Dokter itu kemudian berkata kepadanya, "Betapa ruginya roti yang diberikan kepada anda oleh suami anda." Lalu dokter itu pun kembali menuliskan resep, dan menyuruh wanita desa itu pergi ke apotik untuk menebus obat dan menggunakannya, agar penyakitnya sembuh." Kemudian tiba giliran sahabat Husein Mazhairi, sudah tidak ada orang lain selain dia dan dokter. Ia berkata kepada dokter, "Wahai dokter, apa yang anda telah perbuat hari ini?" Dokter itu bertanya, "Apa yang telah saya lakukan?" Ia berkata lagi, "Anda tidak hanya telah melakukan satu dosa, melainkan Anda telah melakukan banyak dosa.
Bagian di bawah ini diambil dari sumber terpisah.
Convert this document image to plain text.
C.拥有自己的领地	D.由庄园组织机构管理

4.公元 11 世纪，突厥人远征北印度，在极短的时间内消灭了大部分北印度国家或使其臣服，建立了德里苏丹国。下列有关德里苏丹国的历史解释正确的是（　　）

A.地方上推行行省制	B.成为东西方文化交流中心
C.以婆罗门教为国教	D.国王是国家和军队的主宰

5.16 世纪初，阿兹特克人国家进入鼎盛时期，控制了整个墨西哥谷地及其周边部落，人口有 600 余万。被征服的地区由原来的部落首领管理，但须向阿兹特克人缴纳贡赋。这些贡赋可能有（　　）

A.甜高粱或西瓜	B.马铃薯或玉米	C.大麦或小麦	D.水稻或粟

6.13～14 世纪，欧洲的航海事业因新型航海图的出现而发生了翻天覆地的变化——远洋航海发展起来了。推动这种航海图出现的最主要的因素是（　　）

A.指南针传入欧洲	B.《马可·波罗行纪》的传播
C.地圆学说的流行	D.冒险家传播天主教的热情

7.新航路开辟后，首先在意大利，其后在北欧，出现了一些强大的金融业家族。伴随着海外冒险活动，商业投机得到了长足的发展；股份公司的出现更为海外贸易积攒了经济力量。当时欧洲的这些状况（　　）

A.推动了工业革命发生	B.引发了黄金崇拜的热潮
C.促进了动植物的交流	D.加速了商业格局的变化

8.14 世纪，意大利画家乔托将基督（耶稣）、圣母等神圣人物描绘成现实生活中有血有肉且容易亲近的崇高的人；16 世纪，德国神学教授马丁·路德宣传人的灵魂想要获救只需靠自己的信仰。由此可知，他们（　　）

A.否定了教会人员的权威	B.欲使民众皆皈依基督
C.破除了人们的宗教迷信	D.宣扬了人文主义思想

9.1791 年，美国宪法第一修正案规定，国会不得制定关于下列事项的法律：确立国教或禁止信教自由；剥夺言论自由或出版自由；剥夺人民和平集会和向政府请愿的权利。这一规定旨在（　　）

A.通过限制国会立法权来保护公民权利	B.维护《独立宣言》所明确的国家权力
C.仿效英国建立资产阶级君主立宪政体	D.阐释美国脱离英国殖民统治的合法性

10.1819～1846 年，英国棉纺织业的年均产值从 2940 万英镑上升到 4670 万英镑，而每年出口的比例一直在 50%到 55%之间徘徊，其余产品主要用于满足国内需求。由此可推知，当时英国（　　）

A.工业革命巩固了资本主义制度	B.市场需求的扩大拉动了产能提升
Dosa anda yang pertama adalah memperolok seorang Muslim. Dan jika seorang Muslim memperolok seorang Muslim lainnya, serta menjatuhkan harga dirinya, maka dosa yang dilakukannya itu sungguh besar sekali."

Kemudian ia melanjutkan perkataannya, "Adapun dosa yang kedua ialah anda telah menyebabkan orang lain menertawakan dan melecehkan wanita desa itu, sehingga dia merasa malu. Jika anda tidak mengeluarkan kata-kata itu maka orang-orang tidak akan memperolok-olokannya. Adapun dosa anda yang ketiga adalah anda telah berdusta manakala anda mengatakan, 'Betapa ruginya roti yang diberikan kepada anda oleh suami anda.' Perkataan ini adalah dusta. Wanita ini tidak tahu apa yang harus dia lakukan terhadap resep obat. Darimana anda tahu bahwa dia bukan seorang istri dan ibu rumah tangga yang saleh? Dia adalah seorang istri dan ibu rumah tangga yang saleh. Oleh karena itu, perkataan anda yang berbunyi 'Betapa ruginya roti yang diberikan kepada anda oleh suami anda' adalah perkataan dusta."

Dari cerita itu kita dapat melihat betapa perbuatan yang tampaknya kecil ternyata telah mengakibat dosa yang besar. Allah berfirman, "Maka jauhilah olehmu berhala yang najis itu dan jauhilah olehmu perkataan-perkataan dusta." (QS. al-Hajj:30) Hikmah dari cerita ini salah satunya adalah bahwa kita harus mengawasi tingkah laku kita. Inilah yang membedakan antara orang yang bodoh dan yang berakal. Seorang yang berakal adalah orang yang berpikir terlebih dahulu baru kemudian berbicara; sementara orang yang bodoh adalah orang yang berbicara terlebih dahulu baru kemudian berpikir.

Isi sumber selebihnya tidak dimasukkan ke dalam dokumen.